Pour écrire cette brève analyse, je m’appuie sur trois longs exposés. L’un se trouve sur le blog d’Aleks (Black Mountain Analysis). L’autre, écrit par Julian MacFarlane, que nous avons cité dans notre dernier bulletin. Le troisième est de John Helmer, un journaliste américain qui vit à Moscou (mais qui ne fait preuve d’aucune complaisance vis-à-vis du pouvoir russe), et qui est toujours extrêmement bien informé : il avait été le premier, par exemple, à donner un exposé des faits plausible sur le sabotage de Nordstream, plusieurs mois avant Seymour Hersh.
Les trois auteurs qui m’ont aidé à construire la présente synthèse sont des Américains qui pensent de façon originale. D’une manière générale, pour rendre compte du conflit, depuis bientôt 15 mois, j’utilise bien entendu, pour l’établissement des faits, des sources de terrain russes, autant qu’ukrainiennes ; mais je préfère confronter mes lecteurs à des points de vue extérieurs aux deux belligérants. C’est pourquoi je m’appuie volontiers, outre les suscités, sur d’autres Américains comme « Moon of Alabama », les anciens officiers Douglas MacGregor et Scott Ritter ou les spécialistes de géopolitique John Mearsheimer. En Europe, les Français Emmanuel Todd et Xavier Moreau ou le Suisse Jacques Baud. Pour la diplomatie, l’Indien Bhadrakumar ou le Brésilien Pepe Escobar. Enfin, je ne me lasse pas de le dire, la presse asiatique de langue anglaise est une mine d’informations, à la fois accessibles pour des Européens et distanciées par rapport au storytelling occidental qui est, malheureusement, juge et partie.
La ruse de Prigogine
Il y a une quinzaine de jours, Evgueni Prigogine a donné l’impression aux observateurs occidentaux qu’il se rebellait contre Poutine. Aleks, de Black Mountain Analysis, suggère que non seulement les médias mais aussi les décideurs occidentaux ne travaillent pas assez. Ils se contentent des informations données sur Wikipedia ! L’auteur propose donc de commencer un travail sérieux de renseignement ! Hypothèses de travail :
« Prigojine a fait de la prison avant 1990, puis il a vendu des hot-dogs. Il est bien connu que Vladimir Poutine s’est entouré de personnes de confiance. Et il fait confiance à des personnes qu’il connaît depuis des décennies, en particulier des membres de la communauté du renseignement, où il a également ses racines. Pour rafraîchir nos mémoires, Vladimir Poutine a été colonel du KGB.

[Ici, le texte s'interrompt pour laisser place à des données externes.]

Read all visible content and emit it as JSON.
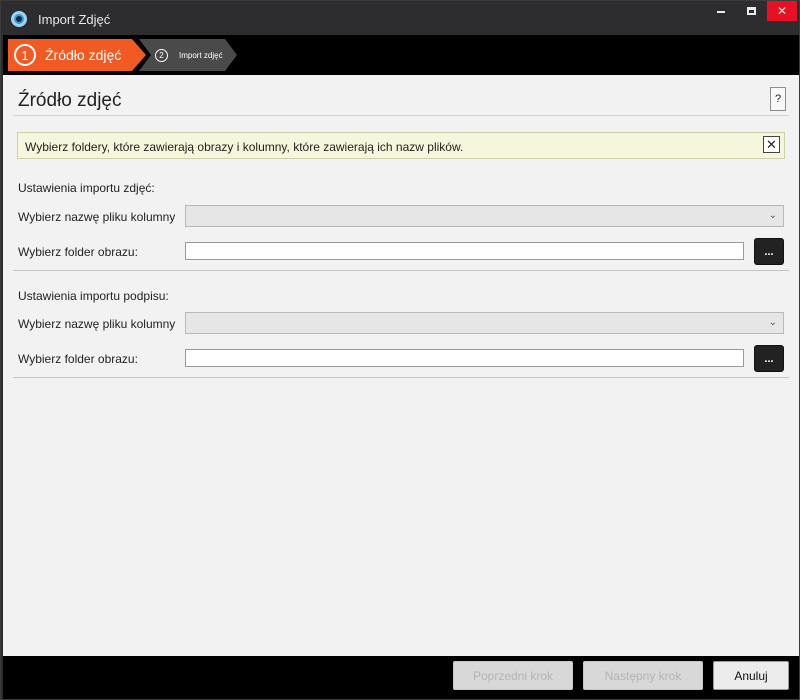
{
  "window": {
    "title": "Import Zdjęć"
  },
  "steps": [
    {
      "number": "1",
      "label": "Źródło zdjęć",
      "active": true
    },
    {
      "number": "2",
      "label": "Import zdjęć",
      "active": false
    }
  ],
  "page": {
    "title": "Źródło zdjęć",
    "help_label": "?"
  },
  "info_banner": {
    "text": "Wybierz foldery, które zawierają obrazy i kolumny, które zawierają ich nazw plików.",
    "close_label": "✕"
  },
  "photo_section": {
    "title": "Ustawienia importu zdjęć:",
    "column_label": "Wybierz nazwę pliku kolumny",
    "column_value": "",
    "folder_label": "Wybierz folder obrazu:",
    "folder_value": "",
    "browse_label": "..."
  },
  "signature_section": {
    "title": "Ustawienia importu podpisu:",
    "column_label": "Wybierz nazwę pliku kolumny",
    "column_value": "",
    "folder_label": "Wybierz folder obrazu:",
    "folder_value": "",
    "browse_label": "..."
  },
  "footer": {
    "prev_label": "Poprzedni krok",
    "next_label": "Następny krok",
    "cancel_label": "Anuluj"
  },
  "colors": {
    "accent": "#f15a22",
    "close_button": "#e81123"
  },
  "icons": {
    "app": "app-logo-icon",
    "dropdown": "chevron-down-icon"
  }
}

Prigojine vendait des hot-dogs à Saint-Pétersbourg et s’est soudain enrichi. À la même époque, Vladimir Poutine travaillait à Saint-Pétersbourg ».
Aleks fait ensuite le travail que nos services de renseignement auraient dû faire depuis longtemps:
« Evgueni Prigojine a été recruté d’une manière ou d’une autre par le KGB/FSB, soit pendant sa période d’emprisonnement, soit pendant la période où il vendait des hot-dogs. Il a été recruté pour travailler dans les structures souterraines de Saint-Petersbourg.
Grâce à ses relations et peut-être à la formation qu’il a reçue du KGB/FSB, il a pu passer rapidement du statut de vendeur de hot-dogs à celui de propriétaire d’une chaîne de restaurants et de traiteur.
Vladmir Poutine a été personnellement en contact avec Prigojine pendant cette période à Saint-Pétersbourg (jusqu’en 1996), ou a été informé par certaines agences de ses activités.
Plus tard, lorsque Vladimir Poutine est devenu président de la Russie, Prigojine a été autorisé à s’occuper de la restauration des invités d’État. Cela n’était possible que si Poutine lui accordait une certaine confiance. (…)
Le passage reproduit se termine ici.